There was some solid reporting this election, especially during the pandemic. These are just some of the stories I managed to catch online. Politico’s Tim Alberta traveled far and wide to capture insightful stories throughout the campaign season. He reported in June how some Black voters in Detroit were lukewarm towards Biden and in September, how support for Trump was persistent in some Wisconsin suburbs. The Daily podcast also spent a lot of time in the field talking to all types, from former felons in Florida about their skepticism about the relevance of the election, to voters split in Wisconsin.


The NYT’s Jennifer Medina reported the macho appeal of Trump to Hispanic men. The NYer wrote this postcard from Sarasota where Black men described what was attractive about Trump. In the final days of the election, Michael Moore warned not to trust the polls, that Trump voters in the Midwest were being undercounted because they don’t trust pollsters. Politico reported that in south Florida, local Democrats were warning the Biden campaign that there would be low turnout among Blacks and Latinos, putting that key state at risk.

Would you believe that come election day, those stories bore out, shocking inside-the-bubble broadcast journalists and their audiences?

It’s shameful. The material was out there. Unfortunately, most of it got lost to the internet, but most tragically, it was ignored by broadcast outlets. To me, it’s worse that the material actually existed but was largely dismissed. In my experience, those stories were mostly overlooked by producers because they didn’t fit their primary storyline that Trump is bad. Even more critical, those stories wouldn’t have rated well.

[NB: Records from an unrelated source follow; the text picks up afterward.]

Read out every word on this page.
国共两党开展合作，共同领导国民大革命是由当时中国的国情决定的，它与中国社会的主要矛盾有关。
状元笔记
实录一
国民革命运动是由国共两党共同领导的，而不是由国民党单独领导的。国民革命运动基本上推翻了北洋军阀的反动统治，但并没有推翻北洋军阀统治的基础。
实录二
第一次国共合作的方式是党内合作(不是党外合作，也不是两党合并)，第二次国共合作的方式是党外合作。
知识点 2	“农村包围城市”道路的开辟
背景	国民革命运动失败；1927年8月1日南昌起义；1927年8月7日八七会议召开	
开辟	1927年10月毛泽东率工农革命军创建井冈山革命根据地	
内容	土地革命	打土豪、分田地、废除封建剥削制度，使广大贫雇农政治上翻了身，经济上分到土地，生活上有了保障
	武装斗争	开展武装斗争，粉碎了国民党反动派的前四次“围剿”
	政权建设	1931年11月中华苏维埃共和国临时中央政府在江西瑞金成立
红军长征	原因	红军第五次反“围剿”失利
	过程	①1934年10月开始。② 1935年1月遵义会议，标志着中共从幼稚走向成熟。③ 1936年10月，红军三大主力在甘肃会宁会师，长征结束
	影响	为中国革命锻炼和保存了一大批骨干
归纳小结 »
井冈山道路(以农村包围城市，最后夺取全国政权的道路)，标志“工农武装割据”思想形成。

Now, I’m not here to argue that Trump’s behavior, lies, and corruption are acceptable. I’m here to argue that it was lazy, at best, to fail so badly to even attempt to understand what folks on the ground outside of the Acela corridor thought about the election and the candidates. At worst, it was crooked, a way to appeal to an audience hungry for ridicule for the sake of ratings.


So instead of blaming “the media” or “the press” for the failed coverage (again) this year, I would define that debacle more narrowly and pin a failing grade specifically on one entity: broadcast “news.”